Başbakan adayı olarak son anda büyük bir sürpriz yapabilirim!
Adaylar arasından farklı profilimle (ki burnum yüzünden biraz
düşük, dolayısıyla talebe uygun) sıyrılabilirim!
Aniden kurultayda beni sahnede el sallarken görebilirsiniz!
Ansızın, Bekir Bozdağ, Binali Yıldırım, İsmet Yılmaz, Numan
Kurtulmuş, Mehmet Müezzinoğlu’nu beni alkışlarken
izleyebilirsiniz!
Birdenbire şaşırtıcı bir gelişme olarak karşınıza çıkabilirim!

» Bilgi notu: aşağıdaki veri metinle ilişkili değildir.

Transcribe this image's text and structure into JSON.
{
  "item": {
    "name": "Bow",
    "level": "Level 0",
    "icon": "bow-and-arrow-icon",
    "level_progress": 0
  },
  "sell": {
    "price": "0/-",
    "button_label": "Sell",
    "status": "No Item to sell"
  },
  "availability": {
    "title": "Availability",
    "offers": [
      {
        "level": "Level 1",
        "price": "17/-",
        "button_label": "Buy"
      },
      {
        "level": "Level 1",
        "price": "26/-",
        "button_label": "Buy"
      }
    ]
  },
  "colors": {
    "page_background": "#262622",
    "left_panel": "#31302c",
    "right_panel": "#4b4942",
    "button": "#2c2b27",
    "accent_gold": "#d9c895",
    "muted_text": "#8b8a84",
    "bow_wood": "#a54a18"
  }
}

Ertesi gün tüm gazetelerde manşetten dev fotoğraflarım
olabilir!
O andan itibaren söyleyeceklerim cümle cümle alınıp haber
kanallarında saatlerce tartışılabilir.
Ülkenin ikinci kadın başbakanı olarak tarihe geçebilirim.
Hepsi mümkündür.
O kadar mümkündür, o kadar kolaydır ki, sadece bir tek kişinin
istemesine bakar!
O kişinin Sayın Erdoğan olması şartıyla!
Ve daha da önemlisi...
İnanın, başbakanın, Bekir Bozdağ, Binali Yıldırım, ben veya
Superman olması hiçbir şey fark ettirmeyecektir.
Sonuç olarak zaten her konuda Sayın Cumhurbaşkanı’nın dediği
olacaktır.
Onun için, kanımca Reis beni başbakan yapsın. En azından siyaset
söylemine bir güler yüz gelir.
Depresyondayız, unutulduk, aldatıldık!
“Ben artık haber seyretmiyorum, sinirleniyorum!”
“Alacağım pılımı pırtımı, gidip başka ülkeye yerleşeceğim.”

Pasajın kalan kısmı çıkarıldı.